Mr. Wolesky le considéra longuement puis se tourna vers moi.
— S’il vous cherche des noises, appelez-moi. Je vais juste au bout du couloir jeter la poubelle.
Morelli le suivit des yeux.
— J’ai comme l’impression que je ne lui inspire pas confiance.
Physionomiste, ce Mr. Wolesky. Morelli et moi jetâmes prudemment un coup d’œil dans mon appartement, nous faufilant dans l’entrée, hanches collées tels deux Siamois. Aucun intrus dans la cuisine ni dans le salon. On se précipita dans la chambre et dans la salle de bains. On regarda dans les penderies. Sous le lit. Sur l’escalier de secours. Personne.
— C’est bon, fit Morelli. Inspecte les dégâts et vérifie qu’on ne t’a rien volé. Je vais essayer de réparer la porte d’entrée.

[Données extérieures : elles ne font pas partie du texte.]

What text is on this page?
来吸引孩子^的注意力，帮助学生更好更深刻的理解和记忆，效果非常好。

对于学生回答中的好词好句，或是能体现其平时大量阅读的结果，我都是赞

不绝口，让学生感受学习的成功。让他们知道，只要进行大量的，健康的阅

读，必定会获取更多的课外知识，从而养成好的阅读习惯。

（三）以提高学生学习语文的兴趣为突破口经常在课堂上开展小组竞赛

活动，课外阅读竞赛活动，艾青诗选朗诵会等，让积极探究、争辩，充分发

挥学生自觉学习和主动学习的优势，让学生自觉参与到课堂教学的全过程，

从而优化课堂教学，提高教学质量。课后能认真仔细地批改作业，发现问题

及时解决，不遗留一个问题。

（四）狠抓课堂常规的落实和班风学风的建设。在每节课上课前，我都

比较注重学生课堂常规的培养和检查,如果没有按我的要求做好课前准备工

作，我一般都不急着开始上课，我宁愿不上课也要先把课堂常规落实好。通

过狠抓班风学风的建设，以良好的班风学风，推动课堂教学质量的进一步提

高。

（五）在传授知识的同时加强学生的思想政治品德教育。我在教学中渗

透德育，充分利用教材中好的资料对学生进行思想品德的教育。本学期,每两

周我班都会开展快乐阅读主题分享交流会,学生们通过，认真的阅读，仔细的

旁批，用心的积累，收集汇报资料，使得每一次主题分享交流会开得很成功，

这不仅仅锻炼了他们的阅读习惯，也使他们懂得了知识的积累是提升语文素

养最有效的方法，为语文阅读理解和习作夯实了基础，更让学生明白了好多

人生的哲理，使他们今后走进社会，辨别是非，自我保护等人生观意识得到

A vue d’œil, les dégâts consistaient exclusivement en des slogans tagués sur les murs ayant à voir avec les organes génitaux féminins et des suggestions anatomiquement invraisemblables. Rien ne manquait dans mon coffret à bijoux. Un peu insultant étant donné que j’avais une très jolie paire de zircons cubiques qui, estimais-je, ressemblaient comme deux gouttes d’eau à des diamants. Bah, vu le niveau du type. Il ne savait même pas écrire correctement le mot « chatte ».